Тут он почувствовал, что во внутреннем кармане пиджака что-то есть.
Он расстегнул пуговицы и достал целлофановый пакет, в
котором оказался заклеенный конверт с марками. Конверт был пухлым:
не похоже, чтобы в нем была открытка или коротенькое
письмо. Даже больше походило, что внутри свернутая много раз
газета. Это он себе так представил. На конверте был адрес,
написанный красивым старательным подчерком. Вряд ли адрес выводила
его дрожащая рука. В графе «кому» было написано: «С. Л.
Ткаченко». Кто такой Ткаченко? Он сам? Или тот человек, кому
предназначалось это письмо? Или та женщина, которая
запрокидывала голову, когда смеялась и говорила «гы-ыть!»? Может быть,
это письмо было важно отправить в три часа? Может быть,
ради этого он и вышел утром из дома? Но как это выяснить?
Зеленое «К» на использованном билете могло быть значить «конверт»
и быть напоминанием. Хотя вероятней было бы, если бы там
была буква «П» и обозначала бы «письмо». Потому что ведь люди
отправляют письма, а не конверты.
Он воровато осмотрелся по сторонам – никто не видит? Но тротуар был пуст.
Тогда он аккуратно, миллиметр за миллиметром, стал разрывать там,
где неведомый отправитель заклеил конверт. Бумага
растягивалась и местами едва рвалась. Это его сильно расстраивало, но
другого выхода не было. Наконец образовалась щель,
достаточная, чтобы заглянуть внутрь конверта. Так и оказалось: в
конверте была вырезанная из газеты и сложенная в несколько раз
статья.
«Искусство выращивать гладиолусы» – прочитал он название. Его мать
выращивала гладиолусы. В сентябре она выкапывала луковицы,
сушила их на подоконнике, а потом хранила луковицы в старом
целлофановом пакете. Каким-то чудом по виду луковицы она могла
сказать, какого цвета будут цветы.
– Эти будут белыми, – говорила она, выставляя в ряд несколько сухих
луковиц, похожих на выложенные спиралью засохшие собачьи
какашки. Или это была не мать?
В любом случае, он напрасно испортил конверт, ответа в нём не было,
а три часа неумолимо приближались, и надо было что-то
делать. С трудом собрав в пересохшей глотке слюну, он облизал
надорванный им край и попытался заклеить конверт. Он с силой
сжал его в ладонях, надеясь, что старый клей снова размокнет и
сделает свое дело.
Он встал.
– Который час? – спросил он подвыпившего парня, который курил,
болезненно жмурясь от весеннего солнца.
– Три.
– Ровно?
– Ровно.
Надо было что-то делать. Пульс на шее, как секундная стрелка нервно
отбивал удары и все ускорялся и ускорялся. Он может не
успеть. И тогда – всё. Тогда грядет какая-то катастрофа.

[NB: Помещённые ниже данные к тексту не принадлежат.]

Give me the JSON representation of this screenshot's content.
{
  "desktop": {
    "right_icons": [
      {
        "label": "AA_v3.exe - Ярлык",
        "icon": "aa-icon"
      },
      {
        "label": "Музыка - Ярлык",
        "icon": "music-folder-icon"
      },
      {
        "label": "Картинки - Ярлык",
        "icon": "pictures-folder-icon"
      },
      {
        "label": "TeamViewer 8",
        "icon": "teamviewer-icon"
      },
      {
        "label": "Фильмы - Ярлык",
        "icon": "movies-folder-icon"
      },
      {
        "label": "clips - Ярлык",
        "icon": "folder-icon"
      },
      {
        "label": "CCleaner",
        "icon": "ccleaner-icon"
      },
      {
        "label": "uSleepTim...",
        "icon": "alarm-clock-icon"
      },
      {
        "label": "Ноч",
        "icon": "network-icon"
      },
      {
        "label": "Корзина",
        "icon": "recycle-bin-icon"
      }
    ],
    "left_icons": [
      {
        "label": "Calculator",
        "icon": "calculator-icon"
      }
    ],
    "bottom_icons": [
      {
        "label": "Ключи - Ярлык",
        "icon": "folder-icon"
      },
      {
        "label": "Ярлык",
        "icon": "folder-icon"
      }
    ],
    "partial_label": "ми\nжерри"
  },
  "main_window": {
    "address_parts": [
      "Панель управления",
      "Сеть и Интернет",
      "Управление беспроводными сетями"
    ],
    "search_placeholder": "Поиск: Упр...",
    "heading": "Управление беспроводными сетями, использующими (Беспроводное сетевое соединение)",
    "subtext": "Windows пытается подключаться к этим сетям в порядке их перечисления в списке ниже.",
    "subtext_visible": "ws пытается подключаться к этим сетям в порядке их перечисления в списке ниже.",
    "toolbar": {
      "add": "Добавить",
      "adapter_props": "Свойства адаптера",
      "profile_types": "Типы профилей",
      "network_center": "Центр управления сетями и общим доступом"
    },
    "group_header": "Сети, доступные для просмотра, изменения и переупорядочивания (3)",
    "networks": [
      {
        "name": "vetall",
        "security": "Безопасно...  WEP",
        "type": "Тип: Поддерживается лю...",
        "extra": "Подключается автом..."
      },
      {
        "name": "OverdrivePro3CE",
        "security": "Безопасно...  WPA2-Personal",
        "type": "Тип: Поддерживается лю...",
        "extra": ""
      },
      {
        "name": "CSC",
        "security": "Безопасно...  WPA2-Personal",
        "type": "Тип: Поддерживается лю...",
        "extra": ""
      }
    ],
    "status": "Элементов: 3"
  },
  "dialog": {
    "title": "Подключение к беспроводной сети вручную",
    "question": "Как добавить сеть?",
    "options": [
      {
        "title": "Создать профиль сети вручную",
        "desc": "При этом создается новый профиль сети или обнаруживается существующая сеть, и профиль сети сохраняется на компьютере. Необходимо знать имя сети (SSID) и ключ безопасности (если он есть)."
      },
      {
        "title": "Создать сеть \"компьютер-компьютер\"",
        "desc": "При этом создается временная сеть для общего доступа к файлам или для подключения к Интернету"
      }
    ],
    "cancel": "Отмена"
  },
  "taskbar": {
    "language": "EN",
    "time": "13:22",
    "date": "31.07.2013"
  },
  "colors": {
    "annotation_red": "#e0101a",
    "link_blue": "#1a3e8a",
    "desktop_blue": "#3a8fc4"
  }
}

Он увидел у остановки почтовый ящик и пошел к нему. Поспешно сунув в
щель ящика конверт, он услышал, как на вокзальной башне
начали бить часы. Вот и все. Он сделал все, что мог. Если
только ради этого он вообще вышел когда-то на улицу. Но он больше
не хотел об этом думать. Он сел на остановке и с
удовольствием наблюдал, как мимо проезжали трамваи, как радостно их
стекла отражали весеннее солнце. Даже если он не знает, кто
он, откуда и куда ему идти, что-то он все же сделал.
Был четверг, несколько секунд четвертого.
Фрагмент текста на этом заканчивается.